In the first female-fronted superhero saga from the Marvel big-screen spandex factory, Brie Larson stars as Carol Danvers, a former U.S. Air Force fighter pilot—and also a Kree space-alien soldier, known as Vers, from the distant planet Hala.
But Danvers has a hard time understanding how to reconcile these two separate—but very connected—parts of her life. Her memory’s been scrambled, in a big, primal explosion that also gave her cosmic superpowers, and she spends most of the movie trying to put the pieces together.
She doesn’t know who she really is. She doesn’t know who she really was. And she doesn’t know that her past and present will eventually merge and she’ll become the super-charged superhero known as Captain Marvel, who can zoom through the skies, glow with fire and shoot explosive photon beams from her hands.
And she certainly doesn’t know that she’ll become a pivotal figure—perhaps even a cornerstone—for the entire Marvel franchise.
Captain Marvel, the 21st Marvel movie, is mostly set in the 1990s, before the events depicted in most other flicks in the Marvel Comic Universe, which connects almost all the Marvel titles and characters. Much of the fun is seeing how it lays the groundwork for things that happened in previously released films, reintroduces familiar characters and whets the appetite for more movies to come (like Avengers: Endgame, opening April 26).
Co-directors Anna Boden and Ryan Fleck are mostly known for their indie films Half Nelson, Mississippi Grind and It’s Kind of a Funny Story. This is a pretty big deal, to get the keys to kingdom for a huge franchise movie—a Marvel epic with the Disney brand. And even though DC Comics beat Marvel to the punch getting Wonder Woman to the big screen (as the first female superhero movie, ever), there’s still a lot riding on Captain Marvel. Even before the movie was released, internet trolls weren’t happy about Brie Larson’s casting (since, in the comics, Captain Marvel was originally a man), or her campaign for more “inclusion” in superhero epics. (And speaking of inclusion, Boden becomes the first woman to ever direct a Marvel movie.)

Here come the Skrulls!
But Captain Marvel soars as an origin story with heart, cheeky humor, wit and warmth, zingy dialogue, punchy action, colorful characters and a hero—heroine—who radiates righteous grrrl power as Danvers breaks the glass ceiling on two worlds where men can’t seem to stop telling her what she can’t do, what she’s not qualified to do, what she’s not meant to do. “You do know why they call it a cockpit, don’t you?” one of her male Air Force co-pilots taunts her. “Don’t let your emotions overrule your judgement,” says Yon-Rogg (Jude Law), her Kree mentor, training her as part of his elite, SWAT-type team of Starforce warriors who fight the shape-shifting, green-skinned Skrulls, led by Talos (Ben Mendelsohn).
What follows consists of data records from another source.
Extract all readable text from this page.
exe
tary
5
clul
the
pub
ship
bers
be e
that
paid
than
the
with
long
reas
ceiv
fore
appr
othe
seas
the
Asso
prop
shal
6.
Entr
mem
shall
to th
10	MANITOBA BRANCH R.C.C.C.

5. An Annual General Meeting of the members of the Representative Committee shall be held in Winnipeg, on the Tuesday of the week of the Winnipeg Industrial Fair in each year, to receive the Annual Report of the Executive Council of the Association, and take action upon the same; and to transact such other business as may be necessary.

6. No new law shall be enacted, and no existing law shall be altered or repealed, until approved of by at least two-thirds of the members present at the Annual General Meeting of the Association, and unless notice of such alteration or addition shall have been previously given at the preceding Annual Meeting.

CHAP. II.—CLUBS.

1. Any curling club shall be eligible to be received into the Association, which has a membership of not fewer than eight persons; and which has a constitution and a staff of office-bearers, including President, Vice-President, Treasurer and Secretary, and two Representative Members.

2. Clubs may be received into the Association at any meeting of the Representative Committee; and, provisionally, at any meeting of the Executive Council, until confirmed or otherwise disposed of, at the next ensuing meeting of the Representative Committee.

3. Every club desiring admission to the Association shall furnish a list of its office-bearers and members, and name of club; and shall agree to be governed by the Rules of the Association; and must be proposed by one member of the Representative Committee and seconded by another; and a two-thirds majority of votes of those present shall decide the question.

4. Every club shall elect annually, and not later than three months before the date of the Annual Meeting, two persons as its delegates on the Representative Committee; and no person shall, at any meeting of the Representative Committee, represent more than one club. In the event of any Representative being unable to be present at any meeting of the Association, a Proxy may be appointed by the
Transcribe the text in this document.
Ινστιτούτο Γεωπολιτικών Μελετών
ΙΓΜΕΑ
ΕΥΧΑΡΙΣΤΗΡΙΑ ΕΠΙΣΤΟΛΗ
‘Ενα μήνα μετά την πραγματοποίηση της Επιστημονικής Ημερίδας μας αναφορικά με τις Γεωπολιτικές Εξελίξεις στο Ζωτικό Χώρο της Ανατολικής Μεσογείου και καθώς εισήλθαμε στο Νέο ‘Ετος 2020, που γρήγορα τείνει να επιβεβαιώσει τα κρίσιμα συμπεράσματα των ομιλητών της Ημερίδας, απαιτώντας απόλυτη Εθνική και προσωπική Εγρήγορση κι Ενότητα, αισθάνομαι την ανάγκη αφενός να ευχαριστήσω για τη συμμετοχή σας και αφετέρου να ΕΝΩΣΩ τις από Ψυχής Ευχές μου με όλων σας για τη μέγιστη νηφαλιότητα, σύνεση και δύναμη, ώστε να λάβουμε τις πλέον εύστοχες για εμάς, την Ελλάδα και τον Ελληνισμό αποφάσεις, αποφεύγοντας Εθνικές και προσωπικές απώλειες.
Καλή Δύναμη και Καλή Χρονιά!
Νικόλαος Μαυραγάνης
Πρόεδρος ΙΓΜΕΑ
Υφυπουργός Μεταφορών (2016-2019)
The movie pulsates with a rockin’ soundtrack of ’80s and ’90s tunes from female-fronted bands—“Only Happy When It Rains” by Garbage, Heart’s “Crazy on You,” “Celebrity Skin” by Hole, “Just a Girl” by No Doubt. When she crash-lands through the rooftop of a Blockbuster video store in 1995, Vers ponders the rows of strange artifacts, briefly picking up a VHS copy of The Right Stuff, the 1983 Oscar-winner about the Mercury astronauts and America’s space race. It’s a nod to her own test-pilot roots—and the space gauntlet she’ll soon be running herself.
And it’s full of fun ’90s pop-cultural artifacts. A Nerf Gun factors into a smashing space-alien smackdown. A Space Infinity Stone, an all-powerful Tesseract, is transported inside a Fonzie lunchbox—Heeeeey! Remember pay phones, dial-up internet, Troll dolls and settling in to watch The Fresh Prince of Bel-Air?

Samuel L. Jackson
On Earth, Vers runs into Special Agent Nick Fury (Samuel L. Jackson), the future director of the Avengers superhero organization S.H.I.E.L.D, and his assistant, Phil Coulson (Clark Gregg). Both Jackson and Gregg were digitally “de-aged” to look some 25 younger, and it’s pretty amazing, especially for Jackson, who appears extensively—without Fury’s signature eyepatch, which we know will come later. Jackson, a Marvel fan favorite, is the special sauce that spices up anything he’s in, and he enlivens Captain Marvel considerably with some of the movie’s best quips and one-liners.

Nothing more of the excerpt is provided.